Climate change: Americans crowding into future heatwave zones, study says

Houston-Dallas-San Antonio and Atlanta-Charlotte-Raleigh areas most affected by ‘double whammy’ of population shift and temperature rises, scientists argue

AP, May 18

The combination of global warming and a shifting US population will by mid-century deliver a “double whammy” that greatly increases the number of Americans exposed to extremely hot days, a new study says.

People are migrating into areas where the heat is likely to increase more, said the authors of a study published on Monday by the journal Nature Climate Change. The study highlighted the Houston-Dallas-San Antonio and Atlanta-Charlotte-Raleigh corridors as the places where the effect looks to be greatest.

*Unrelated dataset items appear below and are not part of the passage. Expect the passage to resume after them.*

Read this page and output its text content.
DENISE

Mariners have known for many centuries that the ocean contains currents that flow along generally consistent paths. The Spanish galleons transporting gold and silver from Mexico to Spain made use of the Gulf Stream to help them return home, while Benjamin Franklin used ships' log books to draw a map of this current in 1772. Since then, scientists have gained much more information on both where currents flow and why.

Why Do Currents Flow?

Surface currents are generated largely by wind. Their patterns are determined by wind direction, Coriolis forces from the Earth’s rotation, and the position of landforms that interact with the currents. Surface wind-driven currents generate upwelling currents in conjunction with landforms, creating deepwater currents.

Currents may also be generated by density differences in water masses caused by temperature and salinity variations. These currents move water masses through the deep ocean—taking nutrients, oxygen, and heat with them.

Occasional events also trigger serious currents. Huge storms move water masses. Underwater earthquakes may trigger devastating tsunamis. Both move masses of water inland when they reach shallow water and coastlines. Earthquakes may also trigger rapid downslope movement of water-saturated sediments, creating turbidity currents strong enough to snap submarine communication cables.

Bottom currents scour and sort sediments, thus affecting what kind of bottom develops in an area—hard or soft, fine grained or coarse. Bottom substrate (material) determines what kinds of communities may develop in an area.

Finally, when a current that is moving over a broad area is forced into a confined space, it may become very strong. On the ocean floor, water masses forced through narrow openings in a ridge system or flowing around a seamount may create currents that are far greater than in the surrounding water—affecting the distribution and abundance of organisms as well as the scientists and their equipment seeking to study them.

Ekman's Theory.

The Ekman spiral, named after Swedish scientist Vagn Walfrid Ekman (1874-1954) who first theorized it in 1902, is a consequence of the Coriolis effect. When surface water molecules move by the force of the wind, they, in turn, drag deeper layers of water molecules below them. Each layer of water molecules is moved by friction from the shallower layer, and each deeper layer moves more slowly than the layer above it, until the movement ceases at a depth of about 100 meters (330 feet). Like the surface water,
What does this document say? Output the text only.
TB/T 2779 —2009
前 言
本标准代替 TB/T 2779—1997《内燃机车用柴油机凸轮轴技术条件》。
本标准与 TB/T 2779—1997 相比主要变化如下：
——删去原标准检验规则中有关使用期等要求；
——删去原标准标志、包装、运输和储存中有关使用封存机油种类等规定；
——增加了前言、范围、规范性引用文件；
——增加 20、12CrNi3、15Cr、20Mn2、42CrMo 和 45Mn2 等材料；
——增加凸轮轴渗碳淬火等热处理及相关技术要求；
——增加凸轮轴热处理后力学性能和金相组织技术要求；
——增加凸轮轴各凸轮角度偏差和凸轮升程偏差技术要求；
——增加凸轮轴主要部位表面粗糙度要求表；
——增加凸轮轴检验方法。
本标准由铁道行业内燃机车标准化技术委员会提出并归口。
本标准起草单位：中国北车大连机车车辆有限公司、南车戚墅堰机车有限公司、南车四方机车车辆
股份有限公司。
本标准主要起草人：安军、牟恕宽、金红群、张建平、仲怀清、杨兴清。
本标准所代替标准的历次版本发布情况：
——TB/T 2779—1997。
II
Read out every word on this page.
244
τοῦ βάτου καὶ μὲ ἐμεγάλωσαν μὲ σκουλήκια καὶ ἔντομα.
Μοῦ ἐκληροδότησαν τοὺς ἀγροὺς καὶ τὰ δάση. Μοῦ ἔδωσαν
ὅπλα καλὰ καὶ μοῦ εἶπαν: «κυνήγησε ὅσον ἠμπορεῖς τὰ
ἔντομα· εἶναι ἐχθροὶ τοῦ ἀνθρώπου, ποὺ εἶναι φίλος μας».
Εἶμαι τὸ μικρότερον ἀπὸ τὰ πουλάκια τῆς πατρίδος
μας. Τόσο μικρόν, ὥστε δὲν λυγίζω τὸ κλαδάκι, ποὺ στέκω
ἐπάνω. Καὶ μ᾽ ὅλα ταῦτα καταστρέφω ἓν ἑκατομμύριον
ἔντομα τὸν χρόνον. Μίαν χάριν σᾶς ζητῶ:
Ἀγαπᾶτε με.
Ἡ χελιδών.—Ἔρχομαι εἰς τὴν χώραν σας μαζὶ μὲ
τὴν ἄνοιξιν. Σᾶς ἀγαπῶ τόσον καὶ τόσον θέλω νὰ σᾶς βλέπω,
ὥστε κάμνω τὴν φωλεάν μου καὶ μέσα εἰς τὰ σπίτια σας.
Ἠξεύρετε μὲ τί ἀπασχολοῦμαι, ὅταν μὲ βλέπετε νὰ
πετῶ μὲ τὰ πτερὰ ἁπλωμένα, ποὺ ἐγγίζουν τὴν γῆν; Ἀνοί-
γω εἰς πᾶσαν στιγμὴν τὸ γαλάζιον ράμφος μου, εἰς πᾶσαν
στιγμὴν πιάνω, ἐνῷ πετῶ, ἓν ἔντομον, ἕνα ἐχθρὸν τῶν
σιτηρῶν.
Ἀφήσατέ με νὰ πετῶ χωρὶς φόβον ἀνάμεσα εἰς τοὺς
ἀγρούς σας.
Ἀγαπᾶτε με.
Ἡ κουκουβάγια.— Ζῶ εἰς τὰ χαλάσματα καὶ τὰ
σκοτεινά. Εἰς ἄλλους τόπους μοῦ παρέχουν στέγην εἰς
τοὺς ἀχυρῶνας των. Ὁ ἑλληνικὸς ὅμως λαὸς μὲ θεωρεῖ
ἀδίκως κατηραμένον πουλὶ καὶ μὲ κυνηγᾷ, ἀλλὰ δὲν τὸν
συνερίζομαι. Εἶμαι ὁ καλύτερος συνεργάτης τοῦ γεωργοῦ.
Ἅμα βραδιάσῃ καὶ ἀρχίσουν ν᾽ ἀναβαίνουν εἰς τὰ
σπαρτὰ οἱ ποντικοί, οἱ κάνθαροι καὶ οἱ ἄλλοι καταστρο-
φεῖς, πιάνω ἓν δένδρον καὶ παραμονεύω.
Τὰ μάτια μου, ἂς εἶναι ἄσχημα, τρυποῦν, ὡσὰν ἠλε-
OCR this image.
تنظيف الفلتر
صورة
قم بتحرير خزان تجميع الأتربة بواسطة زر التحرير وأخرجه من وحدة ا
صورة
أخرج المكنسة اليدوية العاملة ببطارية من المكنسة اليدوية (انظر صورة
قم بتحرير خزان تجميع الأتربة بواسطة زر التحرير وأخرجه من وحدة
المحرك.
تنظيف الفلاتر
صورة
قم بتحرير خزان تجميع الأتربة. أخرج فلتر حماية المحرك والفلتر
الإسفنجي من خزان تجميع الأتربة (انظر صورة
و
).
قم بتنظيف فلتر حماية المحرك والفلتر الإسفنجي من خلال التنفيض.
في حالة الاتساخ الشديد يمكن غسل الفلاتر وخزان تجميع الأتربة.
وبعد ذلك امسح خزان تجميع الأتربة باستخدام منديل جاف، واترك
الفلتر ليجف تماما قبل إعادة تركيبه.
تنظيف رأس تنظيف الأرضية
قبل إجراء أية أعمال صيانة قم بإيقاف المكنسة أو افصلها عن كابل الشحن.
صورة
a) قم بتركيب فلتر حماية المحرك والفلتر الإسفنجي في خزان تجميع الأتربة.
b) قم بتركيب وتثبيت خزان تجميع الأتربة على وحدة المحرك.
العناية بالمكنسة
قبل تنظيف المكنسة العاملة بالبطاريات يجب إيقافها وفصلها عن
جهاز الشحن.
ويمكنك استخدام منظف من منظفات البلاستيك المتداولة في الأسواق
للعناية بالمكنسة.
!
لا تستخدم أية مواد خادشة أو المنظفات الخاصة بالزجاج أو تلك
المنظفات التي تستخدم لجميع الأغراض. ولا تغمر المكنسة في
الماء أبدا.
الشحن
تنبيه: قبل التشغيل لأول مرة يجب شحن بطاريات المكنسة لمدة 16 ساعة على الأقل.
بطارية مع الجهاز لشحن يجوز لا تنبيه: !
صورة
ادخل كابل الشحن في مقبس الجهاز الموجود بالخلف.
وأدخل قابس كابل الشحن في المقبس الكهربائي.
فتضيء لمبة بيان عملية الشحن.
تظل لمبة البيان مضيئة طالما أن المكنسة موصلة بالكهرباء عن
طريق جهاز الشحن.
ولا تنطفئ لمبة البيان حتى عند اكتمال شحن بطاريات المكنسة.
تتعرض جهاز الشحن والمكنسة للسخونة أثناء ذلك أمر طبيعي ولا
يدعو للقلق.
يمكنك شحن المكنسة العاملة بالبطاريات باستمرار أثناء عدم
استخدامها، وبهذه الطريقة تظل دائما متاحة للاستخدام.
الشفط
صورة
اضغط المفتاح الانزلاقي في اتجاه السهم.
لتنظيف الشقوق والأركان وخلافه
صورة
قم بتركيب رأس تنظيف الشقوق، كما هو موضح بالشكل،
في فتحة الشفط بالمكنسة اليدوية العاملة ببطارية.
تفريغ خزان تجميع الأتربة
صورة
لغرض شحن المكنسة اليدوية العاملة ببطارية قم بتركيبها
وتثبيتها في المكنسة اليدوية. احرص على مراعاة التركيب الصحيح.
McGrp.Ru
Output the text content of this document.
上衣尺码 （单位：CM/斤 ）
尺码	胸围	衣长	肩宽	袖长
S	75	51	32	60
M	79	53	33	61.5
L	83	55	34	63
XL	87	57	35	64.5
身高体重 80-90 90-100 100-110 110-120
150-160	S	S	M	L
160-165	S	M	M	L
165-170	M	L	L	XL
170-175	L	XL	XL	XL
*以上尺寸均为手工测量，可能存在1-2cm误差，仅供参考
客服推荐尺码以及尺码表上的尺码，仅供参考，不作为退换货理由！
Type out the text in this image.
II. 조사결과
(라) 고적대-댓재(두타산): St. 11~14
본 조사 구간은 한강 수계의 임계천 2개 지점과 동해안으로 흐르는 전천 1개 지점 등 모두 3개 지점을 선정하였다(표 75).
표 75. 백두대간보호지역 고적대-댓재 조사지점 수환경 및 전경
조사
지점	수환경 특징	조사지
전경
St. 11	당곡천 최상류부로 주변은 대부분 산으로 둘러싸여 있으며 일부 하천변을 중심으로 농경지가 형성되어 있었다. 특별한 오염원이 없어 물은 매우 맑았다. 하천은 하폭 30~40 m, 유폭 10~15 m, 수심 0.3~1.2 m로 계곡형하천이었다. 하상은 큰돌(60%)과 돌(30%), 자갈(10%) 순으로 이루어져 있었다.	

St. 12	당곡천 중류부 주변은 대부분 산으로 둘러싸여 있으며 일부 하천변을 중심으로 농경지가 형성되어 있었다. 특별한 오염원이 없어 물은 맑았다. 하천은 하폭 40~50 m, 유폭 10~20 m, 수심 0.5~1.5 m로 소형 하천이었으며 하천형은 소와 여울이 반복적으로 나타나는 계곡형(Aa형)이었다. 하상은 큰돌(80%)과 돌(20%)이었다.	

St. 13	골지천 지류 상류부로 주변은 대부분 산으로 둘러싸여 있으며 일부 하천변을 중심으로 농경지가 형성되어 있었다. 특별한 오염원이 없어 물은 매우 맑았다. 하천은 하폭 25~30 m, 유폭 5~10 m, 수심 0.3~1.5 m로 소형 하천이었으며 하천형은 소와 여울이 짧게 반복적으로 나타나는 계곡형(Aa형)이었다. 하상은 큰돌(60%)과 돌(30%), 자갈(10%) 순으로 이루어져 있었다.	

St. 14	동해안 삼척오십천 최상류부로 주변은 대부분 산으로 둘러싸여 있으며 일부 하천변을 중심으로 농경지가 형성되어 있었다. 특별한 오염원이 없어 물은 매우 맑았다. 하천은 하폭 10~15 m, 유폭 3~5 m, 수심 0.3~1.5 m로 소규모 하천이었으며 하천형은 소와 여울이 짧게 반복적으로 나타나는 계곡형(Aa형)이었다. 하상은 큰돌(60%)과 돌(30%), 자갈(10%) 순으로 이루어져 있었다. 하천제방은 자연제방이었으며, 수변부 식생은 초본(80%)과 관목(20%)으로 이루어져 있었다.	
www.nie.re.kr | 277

“It’s not just the climate that is changing in the future,” said study co-author Linda Mearns, a senior scientist at the National Center for Atmospheric Research in Boulder, Colorado. “It is many things: how many people and where people are that affects their exposure to climate changes.”

In a unique study looking at the interplay of projected changes in climate and population, scientists tried to characterize the number of people who will feel temperatures of 95F (35C) or higher and how often they will feel it. They used a figure called person days for the extreme heat to reflect both the length of time heat waves continued and how many people felt it by multiplying people affected by how many days they felt the heat.

Between 1970 and 2000 the US averaged about 2.3bn person days of extreme heat each year. But between 2040 and 2070 that number will be 10bn-14bn person days a year, according to the study.